Thankfully there are several ways in which you can manage the inherent currency risks involved in purchasing overseas property. One way would be to purchase by way of a forward contract. This type of contract allows purchase of a foreign currency at a price derived from today’s spot market to a designated point into the future at a guarantee rate of exchange. A deposit typically 5%-10% is normally required to secure a forward contract. This type of contract guarantees a rate of exchange for up to 24 months into the future. The upside of a forward contract is that once entered into, and a rate of exchange has been guaranteed, should the value of the currency fall then you are protected from that fall. A forward contract would also help with cash flow as only the deposit is required with the balance due only on the maturity of the contract which could be up to 24 months into the future. The downside of this contract is the reverse. Should the value of the currency appreciate then you would miss out on the gain because of the commitment undertaken to purchase at a guaranteed rate of exchange.

Another way of managing the risk is to place a limit or stop loss order with a foreign exchange dealer at Baydonhillfx. A limit order is an instruction to purchase currency at a pre determined price. The foreign exchange dealer will then be your eyes and ears into the market and should the currency price hit your target then the dealer will execute the transaction. The reverse of this is also applicable and steps should be taken to limit any downward lurches on a currency price by placing a stop loss order.

The vast majority of overseas property deposit payments are covered by way of a spot contract. A “Spot” contract is an immediate purchase of currency to be settled and delivered within a few days.

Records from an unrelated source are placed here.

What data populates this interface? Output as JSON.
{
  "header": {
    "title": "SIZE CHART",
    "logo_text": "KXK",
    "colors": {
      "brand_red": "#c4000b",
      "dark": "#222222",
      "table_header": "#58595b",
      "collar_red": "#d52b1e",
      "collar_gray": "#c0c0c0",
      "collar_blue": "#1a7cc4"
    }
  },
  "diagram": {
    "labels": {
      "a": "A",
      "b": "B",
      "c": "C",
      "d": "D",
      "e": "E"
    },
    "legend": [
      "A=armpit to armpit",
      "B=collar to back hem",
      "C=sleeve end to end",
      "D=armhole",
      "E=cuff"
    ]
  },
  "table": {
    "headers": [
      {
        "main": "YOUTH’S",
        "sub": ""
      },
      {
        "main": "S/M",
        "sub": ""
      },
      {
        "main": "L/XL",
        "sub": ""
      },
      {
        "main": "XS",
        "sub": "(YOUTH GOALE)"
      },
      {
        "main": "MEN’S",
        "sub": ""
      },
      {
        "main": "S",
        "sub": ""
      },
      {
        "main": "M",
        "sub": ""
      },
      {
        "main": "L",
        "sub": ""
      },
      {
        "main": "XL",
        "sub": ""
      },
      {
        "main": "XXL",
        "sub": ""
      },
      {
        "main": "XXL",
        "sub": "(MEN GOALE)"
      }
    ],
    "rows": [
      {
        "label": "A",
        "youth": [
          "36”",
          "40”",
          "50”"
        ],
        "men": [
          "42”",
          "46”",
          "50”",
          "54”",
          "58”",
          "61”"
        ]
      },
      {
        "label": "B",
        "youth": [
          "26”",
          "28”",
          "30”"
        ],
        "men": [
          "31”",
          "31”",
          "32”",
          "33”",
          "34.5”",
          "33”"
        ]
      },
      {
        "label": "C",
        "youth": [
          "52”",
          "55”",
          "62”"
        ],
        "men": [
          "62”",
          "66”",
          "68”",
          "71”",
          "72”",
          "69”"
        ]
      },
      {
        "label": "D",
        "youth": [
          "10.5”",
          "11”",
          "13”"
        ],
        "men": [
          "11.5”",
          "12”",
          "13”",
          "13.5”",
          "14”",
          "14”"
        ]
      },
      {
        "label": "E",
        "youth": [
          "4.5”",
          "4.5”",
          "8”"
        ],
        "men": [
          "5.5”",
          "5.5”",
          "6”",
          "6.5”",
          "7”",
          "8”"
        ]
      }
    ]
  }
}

Baydonhillfx also offers a regular overseas monthly payment protection (OMPP) contract for up to 12 months. This contract is designed for people with overseas mortgages to pay or pensions to be converted into foreign currency. This is a forward contract covering up to 12 monthly payments at an agreed rate of exchange. Each sterling payment is drawn via a direct debit on the preferred day of the month and once cleared the foreign currency is deposited in a bank account of choice. Most people who either own or are looking to purchase a foreign property will open a bank account in the local currency enabling these transactions to take place.